Side with commonsense
I am firmly of the view that most people want the Government to focus – and focus on solving today’s problems in a practical and pragmatic way. I will work tirelessly, as I have done since first elected, to ensure that the interests of North Dorset are taken into account when policy evolves. I want to make sure that Government is doing all it can to help and support people locally. In so doing, I appreciate that sometimes puts me out of step with Government – but I have usually found that the commonsense side of the argument, that I am inclined to be on, usually wins through in the end. Let me give you some recent examples.
I have made clear, both publicly and privately, that I will not support a resurrection of fracking. I will continue with this campaign and hope that Government listens. Fracking is bad news for Dorset’s environment. I hope Government listens to the public mood.
Likewise, I could not fathom any economic, social or political merit in removing the 45p income tax band. The Government listened to many voices making the same point and has changed direction. I welcome that.
I have also made clear that I believe that benefits across the board should rise with the rate of inflation this year. You cannot build a successful economy by making the lives of some of the most vulnerable in society more difficult.
It is the dragon of inflation that must be slayed, not our pledge to protect the vulnerable of our country.
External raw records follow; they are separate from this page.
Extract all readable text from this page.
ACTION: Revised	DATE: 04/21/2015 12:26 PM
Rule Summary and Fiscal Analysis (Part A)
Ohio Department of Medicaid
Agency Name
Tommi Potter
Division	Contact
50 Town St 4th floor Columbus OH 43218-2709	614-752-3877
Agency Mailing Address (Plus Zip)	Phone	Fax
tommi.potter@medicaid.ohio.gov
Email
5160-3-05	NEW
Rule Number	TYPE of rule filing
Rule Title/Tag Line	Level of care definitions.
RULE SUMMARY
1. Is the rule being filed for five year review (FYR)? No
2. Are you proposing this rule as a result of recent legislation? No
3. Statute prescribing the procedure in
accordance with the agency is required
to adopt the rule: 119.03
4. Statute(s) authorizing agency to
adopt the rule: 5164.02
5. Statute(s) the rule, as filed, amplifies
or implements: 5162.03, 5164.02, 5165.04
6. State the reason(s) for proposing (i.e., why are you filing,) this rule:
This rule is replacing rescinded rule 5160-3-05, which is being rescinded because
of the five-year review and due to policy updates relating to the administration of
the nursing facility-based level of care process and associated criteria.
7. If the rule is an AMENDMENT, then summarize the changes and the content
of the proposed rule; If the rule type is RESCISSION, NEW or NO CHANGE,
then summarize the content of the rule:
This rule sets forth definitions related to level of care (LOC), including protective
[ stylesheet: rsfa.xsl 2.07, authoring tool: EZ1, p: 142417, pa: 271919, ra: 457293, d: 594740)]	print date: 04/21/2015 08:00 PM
During the summer I made clear that helping households with fuel bills was not a ‘handout’ but a vital measure of support due to unforeseen and arguably unforeseeable events. I therefore welcome the package of measures that the Government has announced for both domestic and business customers. I continue to advocate for a Windfall Tax (as, incidentally, does Shell).
As a Conservative I of course welcome competitive and realistic levels of tax (both personal and corporate). Reducing the tax burden is important and is a noble enterprise, but it should only be delivered when it is affordable. I remain distinctly uncomfortable with the strategy of borrowing to fund tax cuts, and wait to see what the Office for Budget Responsibility has to say on that matter before the Treasury proceeds. I remain implacably opposed to delivering tax cuts funded by reducing investment in vital public services that the vast vast majority of our fellow citizens use, be it local government, health or education.
High quality public services produce results which play a key role in levelling up. Being poorly educated, feeling unsafe or being unhealthy does not economy contributors make.
So, whatever the season, I shall continue, to the best of my abilities, to advocate for North Dorset in the ‘corridors of power’.
To try to secure the best deal I can for you.
I share Churchill’s old view (not one shared by any party’s Whips’ Office) that it’s constituency, country then party that should dictate and shape an MP’s action.